Er bat mich, mit dem Lecken fortzufahren. Er zog mir nun meine Unterhose aus und wir waren beide völlig nackt. Ich begann, seine Brustwarzen zu lecken und traute mich nun doch, vorsichtig in sie zu beißen. Sir Heiko stöhnte vor Lust auf. Ich leckte mich bis zu seinem Bauchnabel und konnte nun auch seinen leicht verschwitzten Genitalbereich riechen. Dieser Duft brachte mich um den Verstand und ich konnte nicht anders. Ich fühlte mich irgendwie betäubt, als ich begann, seinen Genitalbereich zu lecken. Ich leckte seinen Sack ausgiebig und sein Schwanz zuckte vor Lust. Dann leckte ich seinen Penis mindestens genauso ausgiebig. Kurz bevor Sir Heiko abspritzte, bat er mich darum, seine Füße zu lecken, schließlich würde mir das sehr gefallen. Er wusste ja gar nicht, wie sehr mich seine Füße anmachten. Kaum hatte er den Wunsch geäußert, war ich auch schon an seinen Füßen. Ich leckte sie gründlich, zuerst die Sohlen, dann aber auch die Zehen und die Zwischenräume der Zehen. Mir gefielen seine gepflegten Füße, auch wenn sie etwas nach Fußschweiß rochen. Noch während ich seine Füße leckte, kam ich ein zweites mal, ohne das ich meine Hand am Schwanz hatte. Ich spritzte einfach so ab. Das ist mir vorher noch nie passiert und ich fand dieses Abspritzen geiler, als jemals zuvor. Bevor mir Sir Heiko eine Pause gönnte, in der ich etwas trinken konnte, sollte ich mich um seinen Schwanz kümmern. Dies tat ich. Er sagte zu mir, dass ich ihn in den Mund nehmen soll und mit meiner Zunge um seine Eichel spielen soll. Ich habe das noch nie gemacht und so drückte Sir Heiko meinen Kopf auf seinen Schwanz. Er schmeckte im ersten Moment ekelig, nach Schweiß, Sperma und Pisse. Doch dieser Geschmack verflog recht schnell, je intensiver meine Zunge um seine Eichel spielte. Einige Minuten später sagte er nur: "Schlucken, alles" und drückte dabei meinen Kopf auf seinen Schwanz. Sir Heiko spritzte seine Ladung in meinen Rachen, stieß seinen Schwanz mit jedem Spritzer tiefer in mich und ich befürchtete, zu ersticken. Wie befohlen, schluckte ich jeden Tropfen und genoss sein Sperma sogar. Nachdem sein Orgasmus abgeklungen ist, ließ er meinen Kopf los und ich konnte wieder richtig Luft holen. "Willst Du ihn nicht sauber lecken?", fragte er und ich sahn seinen betörenden Schwanz an, der mittlerweile nur noch halbsteif ist. Ich leckte ihn gründlich sauber und achtete darauf, dass auch die Eichel gründlich sauber geleckt ist.
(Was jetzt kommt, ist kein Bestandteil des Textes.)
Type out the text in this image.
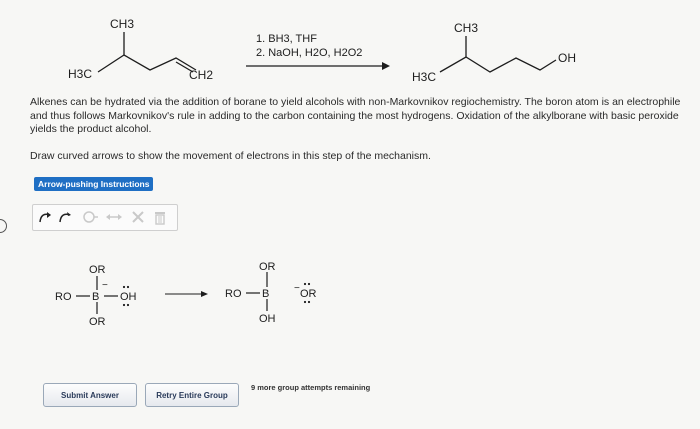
CH3
H3C	CH2
1. BH3, THF
2. NaOH, H2O, H2O2
CH3
H3C
OH
OR
RO B
−
OH
OR
OR
RO B
OH
− OR
Alkenes can be hydrated via the addition of borane to yield alcohols with non-Markovnikov regiochemistry. The boron atom is an electrophile and thus follows Markovnikov's rule in adding to the carbon containing the most hydrogens. Oxidation of the alkylborane with basic peroxide yields the product alcohol.
Draw curved arrows to show the movement of electrons in this step of the mechanism.
Arrow-pushing Instructions
Submit Answer	Retry Entire Group
9 more group attempts remaining
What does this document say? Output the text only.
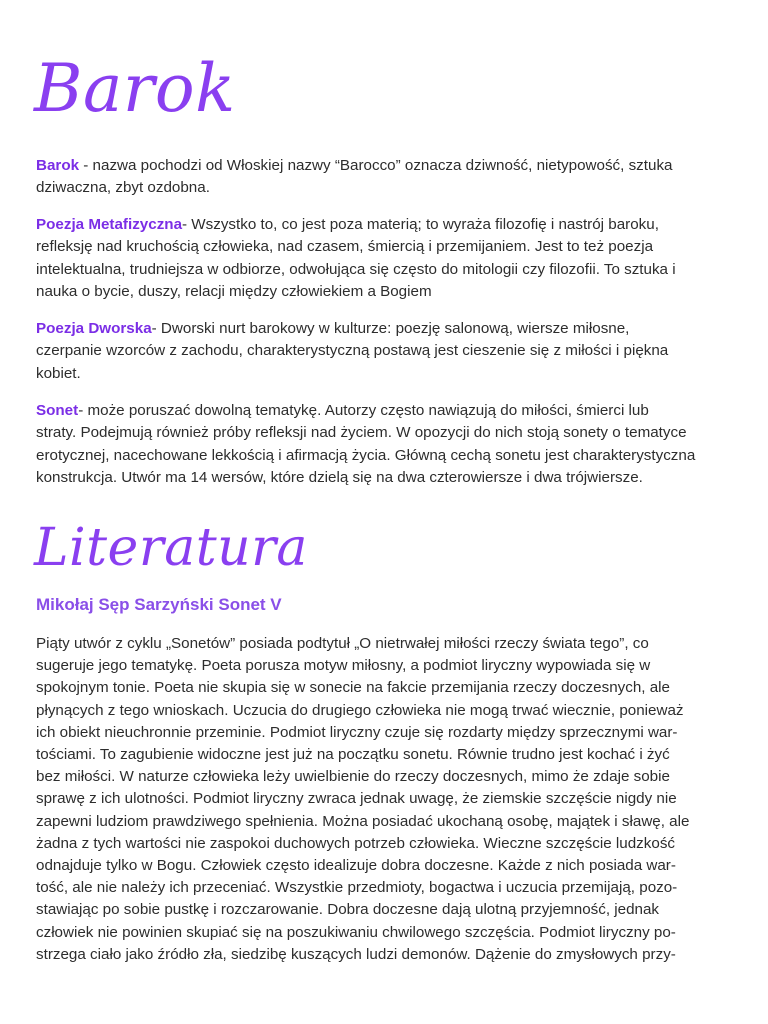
Barok
Barok - nazwa pochodzi od Włoskiej nazwy “Barocco” oznacza dziwność, nietypowość, sztuka
dziwaczna, zbyt ozdobna.
Poezja Metafizyczna- Wszystko to, co jest poza materią; to wyraża filozofię i nastrój baroku,
refleksję nad kruchością człowieka, nad czasem, śmiercią i przemijaniem. Jest to też poezja
intelektualna, trudniejsza w odbiorze, odwołująca się często do mitologii czy filozofii. To sztuka i
nauka o bycie, duszy, relacji między człowiekiem a Bogiem
Poezja Dworska- Dworski nurt barokowy w kulturze: poezję salonową, wiersze miłosne,
czerpanie wzorców z zachodu, charakterystyczną postawą jest cieszenie się z miłości i piękna
kobiet.
Sonet- może poruszać dowolną tematykę. Autorzy często nawiązują do miłości, śmierci lub
straty. Podejmują również próby refleksji nad życiem. W opozycji do nich stoją sonety o tematyce
erotycznej, nacechowane lekkością i afirmacją życia. Główną cechą sonetu jest charakterystyczna
konstrukcja. Utwór ma 14 wersów, które dzielą się na dwa czterowiersze i dwa trójwiersze.
Literatura
Mikołaj Sęp Sarzyński Sonet V
Piąty utwór z cyklu „Sonetów” posiada podtytuł „O nietrwałej miłości rzeczy świata tego”, co
sugeruje jego tematykę. Poeta porusza motyw miłosny, a podmiot liryczny wypowiada się w
spokojnym tonie. Poeta nie skupia się w sonecie na fakcie przemijania rzeczy doczesnych, ale
płynących z tego wnioskach. Uczucia do drugiego człowieka nie mogą trwać wiecznie, ponieważ
ich obiekt nieuchronnie przeminie. Podmiot liryczny czuje się rozdarty między sprzecznymi war-
tościami. To zagubienie widoczne jest już na początku sonetu. Równie trudno jest kochać i żyć
bez miłości. W naturze człowieka leży uwielbienie do rzeczy doczesnych, mimo że zdaje sobie
sprawę z ich ulotności. Podmiot liryczny zwraca jednak uwagę, że ziemskie szczęście nigdy nie
zapewni ludziom prawdziwego spełnienia. Można posiadać ukochaną osobę, majątek i sławę, ale
żadna z tych wartości nie zaspokoi duchowych potrzeb człowieka. Wieczne szczęście ludzkość
odnajduje tylko w Bogu. Człowiek często idealizuje dobra doczesne. Każde z nich posiada war-
tość, ale nie należy ich przeceniać. Wszystkie przedmioty, bogactwa i uczucia przemijają, pozo-
stawiając po sobie pustkę i rozczarowanie. Dobra doczesne dają ulotną przyjemność, jednak
człowiek nie powinien skupiać się na poszukiwaniu chwilowego szczęścia. Podmiot liryczny po-
strzega ciało jako źródło zła, siedzibę kuszących ludzi demonów. Dążenie do zmysłowych przy-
Danach holte Sir Heiko die Cola und unsere Gläser und wir setzten uns vor den Ofen auf den Fußboden. Es war schon ein geiles Bild, beide nackt auf dem Fußboden sitzend, Sir Heiko im Schneidersitz und sein Schwanz zwischen den Beinen. Hier unterhielten wir uns noch einige Zeit. Dann zogen wir uns wieder an. Ich trat den Heimweg in meiner nassen Unterhose an. Auf dem Weg nach Hause fand ich einen kleinen Waldweg, in den ich mit meinem Fahrrad einbog und mir einen runter holte.

Für mich war dieser Besuch eine ganz neue Erfahrung und ich habe viel gelernt.
Es war Vieles neu für mich, angefangen vom Ansehen seiner Brust, die ich richtig geil finde, das Lecken seines verschwitzten Körpers bis hin zum blasen und schlucken seines Sperma.

Bei Allem habe ich sir Heiko als rücksichtsvoll und einfühlsam erlebt. Er hat mich zu nichts gezwungen. Ganz im Gegenteil, er überließ es immer mir, ob ich etwas machen wollte oder nicht.

Wäre Sir Heiko rund 40 Jahre jünger, wäre er wohl ein richtig guter Kumpel geworden, mit dem man Pferde stehlen kann.